Когда Валентин пошел в школу, изменилось немногое. Он оказался слабее всех в классе — а быть на побегушках не хотел. Поэтому мальчишка очень скоро начал избегать ребят, сразу после уроков удирая в библиотеку. Ненавистный учебник русского отлеживался в портфеле, а из шкафа извлекалось что-нибудь о пиратах, шпионах, космолетчиках. И Людмилу Борисовну это положение в целом очень устраивало.
Классе в шестом была предпринята отчаянная попытка стать не слабее сверстников. Разумеется, она потерпела полный провал. Единственный результат всех самоистязаний — Валентин загремел в больницу. И после этого окончательно затворился в библиотеке.
Учеба в школе шла легко, без троек, но отличником он не был. Не хватало прилежания, и письменные уроки делались им наспех, а устные — вообще никак (благо память есть). Зато Валентин читал много научно-популярных, а позднее — и достаточно специальных книг. Там можно было прочитать о чем-то совсем новом, необычном. А потом ошарашить этой информацией и класс, и учителя. Мать ругала сына за такую систему занятий, он оправдывался:
— Но это же нелепо — повторять много раз одно и то же… Можно запоминать все с первого раза. Я знаю, что смогу так, и тренируюсь.

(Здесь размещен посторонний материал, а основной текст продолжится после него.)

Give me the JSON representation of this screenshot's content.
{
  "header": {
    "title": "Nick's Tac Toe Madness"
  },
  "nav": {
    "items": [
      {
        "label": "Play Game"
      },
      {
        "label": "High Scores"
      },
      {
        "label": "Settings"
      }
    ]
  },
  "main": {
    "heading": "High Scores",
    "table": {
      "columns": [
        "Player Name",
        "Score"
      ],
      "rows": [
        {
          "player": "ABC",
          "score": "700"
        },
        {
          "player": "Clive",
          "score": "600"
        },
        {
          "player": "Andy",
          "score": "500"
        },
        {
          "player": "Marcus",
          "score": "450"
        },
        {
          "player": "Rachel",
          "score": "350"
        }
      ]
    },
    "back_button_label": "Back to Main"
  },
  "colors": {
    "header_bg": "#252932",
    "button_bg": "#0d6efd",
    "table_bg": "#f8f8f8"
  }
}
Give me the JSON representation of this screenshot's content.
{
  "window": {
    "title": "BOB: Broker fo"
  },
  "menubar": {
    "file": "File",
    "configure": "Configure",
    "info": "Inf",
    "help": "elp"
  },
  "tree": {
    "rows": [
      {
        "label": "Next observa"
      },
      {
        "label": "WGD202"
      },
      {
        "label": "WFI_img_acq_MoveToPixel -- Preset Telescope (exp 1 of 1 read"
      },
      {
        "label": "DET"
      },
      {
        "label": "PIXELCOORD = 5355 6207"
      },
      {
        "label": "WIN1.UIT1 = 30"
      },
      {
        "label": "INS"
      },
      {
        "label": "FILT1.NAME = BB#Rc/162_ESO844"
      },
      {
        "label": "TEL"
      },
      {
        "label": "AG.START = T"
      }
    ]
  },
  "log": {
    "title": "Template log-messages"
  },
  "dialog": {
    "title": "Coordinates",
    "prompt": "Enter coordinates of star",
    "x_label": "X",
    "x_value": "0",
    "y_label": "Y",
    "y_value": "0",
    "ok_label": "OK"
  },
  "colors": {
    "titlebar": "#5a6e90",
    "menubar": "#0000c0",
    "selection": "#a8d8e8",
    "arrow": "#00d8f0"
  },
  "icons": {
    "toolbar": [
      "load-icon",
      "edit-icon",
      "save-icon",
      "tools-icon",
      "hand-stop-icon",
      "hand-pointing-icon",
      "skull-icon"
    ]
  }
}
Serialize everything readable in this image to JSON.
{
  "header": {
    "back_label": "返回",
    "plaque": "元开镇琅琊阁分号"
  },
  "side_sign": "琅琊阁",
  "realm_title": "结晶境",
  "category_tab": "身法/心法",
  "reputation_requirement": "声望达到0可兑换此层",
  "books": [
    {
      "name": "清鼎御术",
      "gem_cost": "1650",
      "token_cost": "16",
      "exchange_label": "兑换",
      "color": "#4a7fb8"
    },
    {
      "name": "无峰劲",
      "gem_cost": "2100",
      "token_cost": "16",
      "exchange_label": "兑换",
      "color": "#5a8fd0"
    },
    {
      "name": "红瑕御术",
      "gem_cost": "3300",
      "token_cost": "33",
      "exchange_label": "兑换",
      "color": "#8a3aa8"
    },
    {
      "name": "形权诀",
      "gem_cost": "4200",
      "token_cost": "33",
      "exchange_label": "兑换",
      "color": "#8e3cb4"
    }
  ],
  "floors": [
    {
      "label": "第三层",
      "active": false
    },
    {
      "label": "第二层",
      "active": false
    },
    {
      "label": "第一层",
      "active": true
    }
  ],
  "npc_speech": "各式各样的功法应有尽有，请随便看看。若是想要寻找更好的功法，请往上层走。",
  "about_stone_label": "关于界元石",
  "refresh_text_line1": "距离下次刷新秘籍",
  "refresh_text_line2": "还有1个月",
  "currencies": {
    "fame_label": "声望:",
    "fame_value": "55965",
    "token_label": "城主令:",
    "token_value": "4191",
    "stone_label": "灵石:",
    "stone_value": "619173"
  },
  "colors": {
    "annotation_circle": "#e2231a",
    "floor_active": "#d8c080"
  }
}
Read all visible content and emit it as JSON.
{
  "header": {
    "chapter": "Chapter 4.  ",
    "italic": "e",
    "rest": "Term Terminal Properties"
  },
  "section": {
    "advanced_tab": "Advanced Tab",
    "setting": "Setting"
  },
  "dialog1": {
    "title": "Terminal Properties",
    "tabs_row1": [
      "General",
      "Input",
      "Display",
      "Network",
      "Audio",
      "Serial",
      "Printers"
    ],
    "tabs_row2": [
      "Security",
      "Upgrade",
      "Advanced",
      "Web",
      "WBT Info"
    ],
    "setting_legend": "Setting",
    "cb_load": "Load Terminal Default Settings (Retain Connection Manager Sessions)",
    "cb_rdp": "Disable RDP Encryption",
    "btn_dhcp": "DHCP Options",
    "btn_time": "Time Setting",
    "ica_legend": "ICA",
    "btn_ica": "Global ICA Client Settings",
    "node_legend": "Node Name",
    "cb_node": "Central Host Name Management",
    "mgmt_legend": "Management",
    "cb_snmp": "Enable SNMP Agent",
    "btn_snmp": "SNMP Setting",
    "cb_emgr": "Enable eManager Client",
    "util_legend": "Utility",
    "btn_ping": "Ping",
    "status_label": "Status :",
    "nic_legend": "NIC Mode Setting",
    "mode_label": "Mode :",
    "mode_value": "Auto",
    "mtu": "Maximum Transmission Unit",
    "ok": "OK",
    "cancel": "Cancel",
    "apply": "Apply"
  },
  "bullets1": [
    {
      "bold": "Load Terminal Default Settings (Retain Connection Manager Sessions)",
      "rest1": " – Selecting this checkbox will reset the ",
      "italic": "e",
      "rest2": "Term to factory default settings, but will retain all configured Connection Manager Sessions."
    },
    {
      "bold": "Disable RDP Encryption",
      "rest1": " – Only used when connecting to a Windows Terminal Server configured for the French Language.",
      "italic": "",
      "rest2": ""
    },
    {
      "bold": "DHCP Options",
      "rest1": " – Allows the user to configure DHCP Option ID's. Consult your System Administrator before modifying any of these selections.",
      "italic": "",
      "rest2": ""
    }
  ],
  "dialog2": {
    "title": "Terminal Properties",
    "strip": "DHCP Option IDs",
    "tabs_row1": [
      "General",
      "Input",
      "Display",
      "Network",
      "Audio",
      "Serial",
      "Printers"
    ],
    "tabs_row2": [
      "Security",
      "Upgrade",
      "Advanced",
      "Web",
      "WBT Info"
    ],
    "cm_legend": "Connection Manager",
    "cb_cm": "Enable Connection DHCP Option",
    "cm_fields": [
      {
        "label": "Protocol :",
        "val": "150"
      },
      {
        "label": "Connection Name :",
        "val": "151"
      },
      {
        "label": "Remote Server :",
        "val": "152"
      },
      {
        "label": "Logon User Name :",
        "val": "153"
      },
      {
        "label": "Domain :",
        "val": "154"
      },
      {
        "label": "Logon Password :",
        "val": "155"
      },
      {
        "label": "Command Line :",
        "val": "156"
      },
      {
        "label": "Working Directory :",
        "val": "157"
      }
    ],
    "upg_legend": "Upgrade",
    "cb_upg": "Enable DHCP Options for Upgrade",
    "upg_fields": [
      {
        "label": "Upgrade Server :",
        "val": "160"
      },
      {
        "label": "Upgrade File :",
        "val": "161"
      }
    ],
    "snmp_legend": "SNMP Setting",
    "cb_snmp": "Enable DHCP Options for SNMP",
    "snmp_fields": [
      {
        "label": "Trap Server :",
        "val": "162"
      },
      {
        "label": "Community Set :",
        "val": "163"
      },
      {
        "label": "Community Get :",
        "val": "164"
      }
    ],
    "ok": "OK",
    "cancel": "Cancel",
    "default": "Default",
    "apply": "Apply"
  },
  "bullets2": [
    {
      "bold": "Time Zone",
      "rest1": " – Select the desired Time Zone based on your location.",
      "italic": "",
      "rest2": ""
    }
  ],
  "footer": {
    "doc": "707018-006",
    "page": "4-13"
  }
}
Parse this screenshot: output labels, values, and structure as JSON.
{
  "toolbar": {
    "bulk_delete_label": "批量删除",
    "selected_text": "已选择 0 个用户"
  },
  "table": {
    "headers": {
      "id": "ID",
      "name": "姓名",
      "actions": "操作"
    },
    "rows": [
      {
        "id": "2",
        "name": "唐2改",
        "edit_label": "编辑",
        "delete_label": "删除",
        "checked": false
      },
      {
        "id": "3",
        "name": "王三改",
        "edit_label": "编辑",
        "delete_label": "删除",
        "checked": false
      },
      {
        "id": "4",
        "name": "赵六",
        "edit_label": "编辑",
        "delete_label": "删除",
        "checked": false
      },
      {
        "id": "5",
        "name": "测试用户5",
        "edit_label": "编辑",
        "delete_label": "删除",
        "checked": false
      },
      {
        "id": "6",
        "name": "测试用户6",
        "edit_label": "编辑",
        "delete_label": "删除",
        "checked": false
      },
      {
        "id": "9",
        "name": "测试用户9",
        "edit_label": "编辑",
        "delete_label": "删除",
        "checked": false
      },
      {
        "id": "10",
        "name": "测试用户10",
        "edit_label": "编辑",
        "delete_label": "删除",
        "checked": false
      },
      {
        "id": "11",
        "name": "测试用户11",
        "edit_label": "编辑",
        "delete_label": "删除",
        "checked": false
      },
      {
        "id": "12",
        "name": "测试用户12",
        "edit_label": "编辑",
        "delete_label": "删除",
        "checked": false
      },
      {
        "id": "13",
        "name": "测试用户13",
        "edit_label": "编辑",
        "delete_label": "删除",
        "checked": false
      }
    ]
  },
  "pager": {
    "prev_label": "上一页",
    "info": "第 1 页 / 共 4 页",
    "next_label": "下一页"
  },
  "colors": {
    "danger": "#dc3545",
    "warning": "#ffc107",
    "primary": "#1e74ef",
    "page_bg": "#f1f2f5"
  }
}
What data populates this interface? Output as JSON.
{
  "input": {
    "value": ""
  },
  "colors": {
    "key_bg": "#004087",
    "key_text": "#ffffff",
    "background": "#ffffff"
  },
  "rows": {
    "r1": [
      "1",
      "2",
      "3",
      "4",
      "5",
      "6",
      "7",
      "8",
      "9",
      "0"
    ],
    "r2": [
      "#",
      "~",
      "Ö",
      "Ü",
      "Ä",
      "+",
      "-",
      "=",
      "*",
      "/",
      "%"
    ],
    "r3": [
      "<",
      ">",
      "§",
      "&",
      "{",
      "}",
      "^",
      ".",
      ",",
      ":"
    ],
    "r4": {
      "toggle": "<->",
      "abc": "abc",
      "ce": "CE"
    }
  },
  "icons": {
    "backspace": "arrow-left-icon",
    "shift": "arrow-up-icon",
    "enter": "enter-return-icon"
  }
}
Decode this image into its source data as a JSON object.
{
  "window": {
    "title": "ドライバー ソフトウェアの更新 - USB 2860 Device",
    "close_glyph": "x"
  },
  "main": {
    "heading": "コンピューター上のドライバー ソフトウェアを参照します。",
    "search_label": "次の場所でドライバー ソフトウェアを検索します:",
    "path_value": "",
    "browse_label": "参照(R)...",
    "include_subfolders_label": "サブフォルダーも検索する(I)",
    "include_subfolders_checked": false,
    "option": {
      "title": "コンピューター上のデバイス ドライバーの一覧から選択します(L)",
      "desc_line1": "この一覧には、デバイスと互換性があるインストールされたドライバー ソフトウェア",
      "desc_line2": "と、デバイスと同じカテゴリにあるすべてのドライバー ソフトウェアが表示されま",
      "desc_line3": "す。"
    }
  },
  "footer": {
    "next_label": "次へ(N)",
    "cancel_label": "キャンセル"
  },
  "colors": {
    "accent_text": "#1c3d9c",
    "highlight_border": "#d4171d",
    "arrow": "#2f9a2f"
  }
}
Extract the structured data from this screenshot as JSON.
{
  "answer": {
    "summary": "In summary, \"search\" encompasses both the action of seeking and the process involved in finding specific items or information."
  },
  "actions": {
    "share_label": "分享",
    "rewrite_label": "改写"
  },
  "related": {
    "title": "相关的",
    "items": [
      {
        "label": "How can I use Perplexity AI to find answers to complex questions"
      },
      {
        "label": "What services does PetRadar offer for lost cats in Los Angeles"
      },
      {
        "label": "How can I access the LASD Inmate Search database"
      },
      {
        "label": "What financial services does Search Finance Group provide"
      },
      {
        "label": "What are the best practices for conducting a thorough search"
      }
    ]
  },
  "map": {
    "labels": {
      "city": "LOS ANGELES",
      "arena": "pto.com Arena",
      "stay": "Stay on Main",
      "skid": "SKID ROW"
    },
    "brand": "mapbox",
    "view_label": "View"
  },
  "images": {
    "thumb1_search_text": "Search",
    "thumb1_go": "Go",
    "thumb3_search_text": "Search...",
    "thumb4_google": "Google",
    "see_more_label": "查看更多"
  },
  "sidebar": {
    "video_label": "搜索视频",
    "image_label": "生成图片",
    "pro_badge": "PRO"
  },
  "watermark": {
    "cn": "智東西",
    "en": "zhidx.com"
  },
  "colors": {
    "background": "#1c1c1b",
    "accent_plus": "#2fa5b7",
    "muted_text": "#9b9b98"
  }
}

Иногда ритм жизни менялся — это приезжала в гости сестра матери, Нина Борисовна. Она охала, все время повторяла: «Парень еще чокнутее Людмилы растет», звала к себе, в большой город…
Валентин окончил десятилетку. И тут случилась катастрофа — через два дня после школьного выпускного бала мать сбил самосвал. Прямо под окнами дома. И Валентин слышал крики, видел красное месиво, липкие ручейки на асфальте, шатающегося, мутноглазого водителя, который был еще грязнее своего грузовика…
Он не плакал. И у гроба с неоткрываемой крышкой стоял с очень спокойным, мелового цвета лицом.
Сразу же после похорон тетя Нина увезла его к себе. Когда-то, до смерти матери, он хотел быть астрономом. Но Нина Борисовна заявила, что племянник пойдет на филологический факультет. Валентину ни до чего не было дела, и тетка сама подала туда его документы. Экзамены он сдал плоховато, но все же прошел по конкурсу — очевидно, только потому, что заявлений от парней, как всегда, почти не было, а деканат не хотел иметь чисто женский курс.
К концу семестра Валентин пришел в относительную норму. И был шум, крик: «Тетя Нина, зачем вы меня засунули на этот чертов факультет, уйду, сегодня же уйду, заберу документы!» — «Валечка, не добивай свою бабушку, ее ведь держит в жизни лишь то, что хоть у внука-то все хорошо… И меня, кстати, тоже не добивай». Решающим оказался аргумент: «Ты же пишешь, а когда окончишь факультет, сможешь уйти в писатели». Валентин по наивности поверил в такую возможность. И решил, что для него это неплохая перспектива — писать о пиратах, шпионах и космолетчиках.
Через год умерла бабушка. Он вместе с тетей Ниной съездил на похороны. И с тех пор жил в Н-ске безвыездно.
Валентин, отбегав в группе для физически ослабленных, шел с занятий по физкультуре. Помахивал стареньким «дипломатом» (купленным под влиянием нелегально просмотренных западных боевиков). Пинал куски сколотого весеннего снега — они походили на слоеный пирог, только вместо варенья в них была грязь. Думал о том, в какой журнал сунуться с очередным рассказом, где наконец его напечатают, а не будут ругать за слишком закрученный сюжет или еще неизвестно за что. Еще в голове были прикидки насчет побега с вроде бы полуобязательного факультетского собрания…
Кто-то схватил Валентина за руку. Мгновенно приготовив почти вежливую отповедь, он обернулся.
Но это был не ненавистный факультетский комсорг, а незнакомый старик в ярком молодежном плаще. И со странными глазами: желтыми, напряженными. Валентин мысленно хмыкнул: «Уж не признал ли он во мне убийцу своей самостоятельно сдохшей собачки или там кошки?»
— Извините, я спешу на лекцию.
Нейтральный дипломатический тон, попытка вырваться.